This design makes a deliberate prefix cache tradeoff:

Analysis channel is dropped from history. When a later final-channel assistant message exists, the preceding analysis (thinking) message is excluded from the next turn’s input. This means GPT-OSS doesn’t preserve CoT in multi-turn conversations, and the prefix necessarily breaks at assistant messages.

This is not a bug but an intentional design decision:

  • Dropping CoT significantly shortens input length, reducing computation costs
  • OpenAI’s reasoning models (o-series) also don’t expose reasoning tokens in the API
  • For tool call turns, if the assistant message only has tool calls without a subsequent final message, analysis is preserved

Another tool call issue: tojson double-encoding of string arguments. The chat template uses:

{{- tool_call.arguments|tojson }}

If arguments is already a JSON string (e.g., '{"location": "Beijing"}'), tojson JSON-encodes the string itself, producing "{\"location\": \"Beijing\"}" — double escaping. This breaks prefix matching. The fix: pass arguments as a dict (after json.loads), so tojson produces correct JSON. Our tests confirm prefix cache hits when arguments are passed as dict.

5. The Role of Inference Engines: vLLM and SGLang

Inference engines play a middleman role in the prefix cache chain:

  1. Receive model-generated raw tokens → reasoning parser separates reasoning_content and content → tool parser extracts tool_calls → return structured API response
  2. Receive next-turn messages → chat template serializes to text → tokenize → feed to model

If the parsing in (1) and serialization in (2) are asymmetric, prefix cache fails.

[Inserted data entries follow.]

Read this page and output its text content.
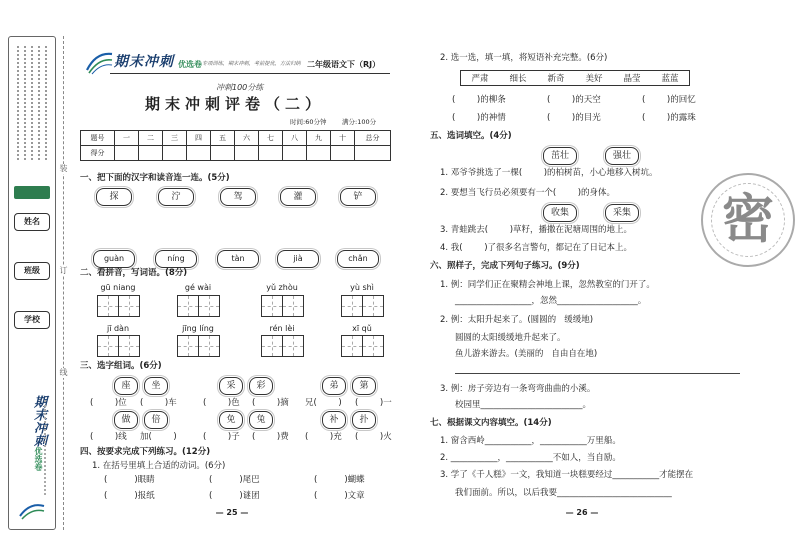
姓名
班级
学校
期末冲刺优选卷
装
订
线
期末冲刺 优选卷 专项训练，期末冲刺，考前提优，方法归纳 二年级语文下（RJ）
冲刺100分练
期末冲刺评卷（二）
时间:60分钟 满分:100分
题号	一	二	三	四	五	六	七	八	九	十	总分
得分											
一、把下面的汉字和读音连一连。(5分)
探	泞	驾	灌	铲
guàn	níng	tàn	jià	chǎn
二、看拼音，写词语。(8分)
gū niang	gé wài	yǔ zhòu	yù shì
jī dàn	jīng líng	rén lèi	xī qǔ
三、选字组词。(6分)
座	坐	采	彩	弟	第
(        )位 (        )车	(        )色 (        )摘 兄(        ) (        )一
做	倍	免	兔	补	扑
(        )线 加(        )	(        )子 (        )费 (        )充 (        )火
四、按要求完成下列练习。(12分)
1. 在括号里填上合适的动词。(6分)
(          )眼睛	(          )尾巴	(          )蝴蝶
(          )报纸	(          )谜团	(          )文章
— 25 —
2. 选一选，填一填，将短语补充完整。(6分)
严肃 细长 新奇 美好 晶莹 蓝蓝
(        )的柳条	(        )的天空	(        )的回忆
(        )的神情	(        )的目光	(        )的露珠
五、选词填空。(4分)
茁壮	强壮
1. 邓爷爷挑选了一棵(        )的柏树苗，小心地移入树坑。
2. 要想当飞行员必须要有一个(        )的身体。
收集	采集
3. 青蛙跳去(        )草籽，播撒在泥塘周围的地上。
4. 我(        )了很多名言警句，都记在了日记本上。
六、照样子，完成下列句子练习。(9分)
1. 例：同学们正在聚精会神地上课，忽然教室的门开了。
__________________，忽然___________________。
2. 例：太阳升起来了。(圆圆的   缓缓地)
圆圆的太阳缓缓地升起来了。
鱼儿游来游去。(美丽的   自由自在地)
3. 例：房子旁边有一条弯弯曲曲的小溪。
校园里________________________。
七、根据课文内容填空。(14分)
1. 窗含西岭___________，___________万里船。
2. ___________，___________不如人，当自励。
3. 学了《千人糕》一文，我知道一块糕要经过___________才能摆在
我们面前。所以，以后我要___________________________
— 26 —
密
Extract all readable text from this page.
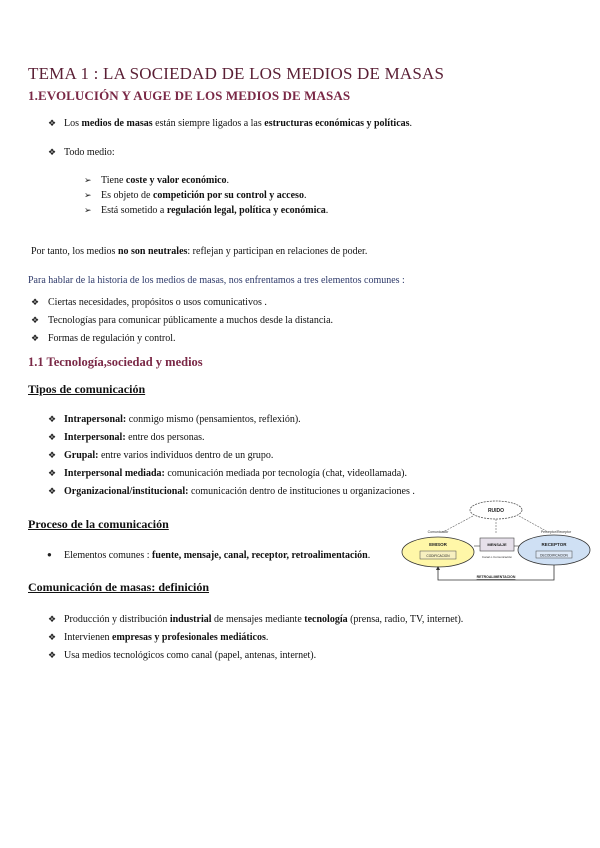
TEMA 1 : LA SOCIEDAD DE LOS MEDIOS DE MASAS
1.EVOLUCIÓN Y AUGE DE LOS MEDIOS DE MASAS
❖ Los medios de masas están siempre ligados a las estructuras económicas y políticas.
❖ Todo medio:
➢ Tiene coste y valor económico.
➢ Es objeto de competición por su control y acceso.
➢ Está sometido a regulación legal, política y económica.
Por tanto, los medios no son neutrales: reflejan y participan en relaciones de poder.
Para hablar de la historia de los medios de masas, nos enfrentamos a tres elementos comunes :
❖ Ciertas necesidades, propósitos o usos comunicativos .
❖ Tecnologías para comunicar públicamente a muchos desde la distancia.
❖ Formas de regulación y control.
1.1 Tecnología,sociedad y medios
Tipos de comunicación
❖ Intrapersonal: conmigo mismo (pensamientos, reflexión).
❖ Interpersonal: entre dos personas.
❖ Grupal: entre varios individuos dentro de un grupo.
❖ Interpersonal mediada: comunicación mediada por tecnología (chat, videollamada).
❖ Organizacional/institucional: comunicación dentro de instituciones u organizaciones .
Proceso de la comunicación
● Elementos comunes : fuente, mensaje, canal, receptor, retroalimentación.
RUIDO
Comunicador	Perceptor/Receptor
EMISOR
CODIFICACION
MENSAJE
Canal o Comunicación
RECEPTOR
DECODIFICACION
RETROALIMENTACION
Comunicación de masas: definición
❖ Producción y distribución industrial de mensajes mediante tecnología (prensa, radio, TV, internet).
❖ Intervienen empresas y profesionales mediáticos.
❖ Usa medios tecnológicos como canal (papel, antenas, internet).
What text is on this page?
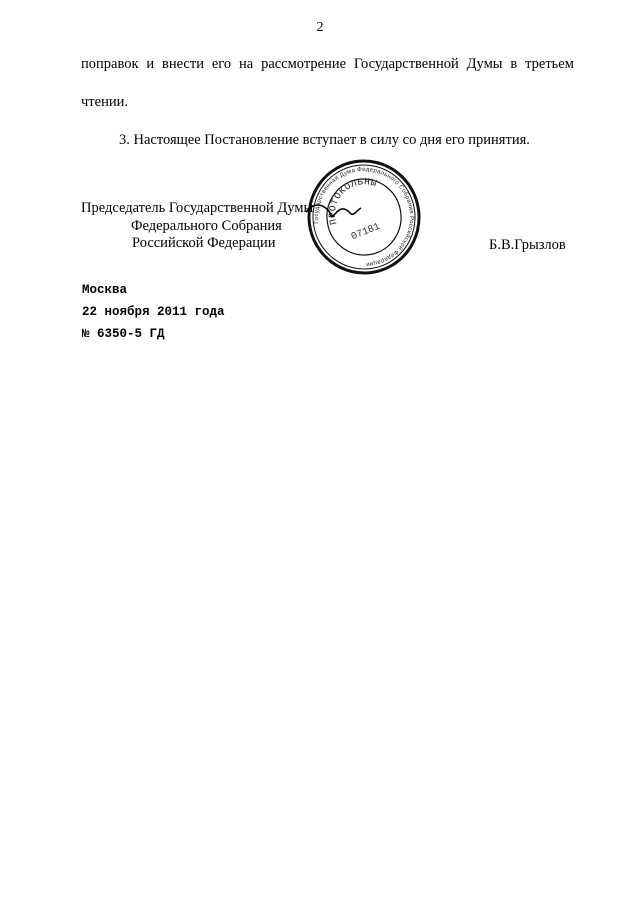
2
поправок и внести его на рассмотрение Государственной Думы в третьем
чтении.
3. Настоящее Постановление вступает в силу со дня его принятия.
Председатель Государственной Думы
Федерального Собрания
Российской Федерации	Б.В.Грызлов
Государственная Дума Федерального Собрания Российской Федерации
ПРОТОКОЛЬНЫ
07181
Москва
22 ноября 2011 года
№ 6350-5 ГД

5.1 The rstrip() Problem in Reasoning Parsers

Both vLLM and SGLang implement per-model reasoning parsers [6] [7]. A common pattern:

# SGLang BaseReasoningFormatDetector
reasoning_text = text[:end_pos]
reasoning_text = reasoning_text.rstrip()  # ← strips trailing whitespace

rstrip() removes trailing whitespace from reasoning content. If the model generates a trailing newline in reasoning (<think>content\n</think>), the parser returns reasoning_content without the newline. When the chat template backfills with <think>\n + reasoning_content + \n</think>, the newline count may be inconsistent.

5.2 JSON Re-serialization in Tool Parsers

Both vLLM and SGLang tool parsers use json.dumps(arguments, ensure_ascii=False) to serialize arguments [6] [7]. Python’s json.dumps defaults to (", ", ": ") separators. If the model generated compact format {"key":"value"}, re-serialization produces {"key": "value"}.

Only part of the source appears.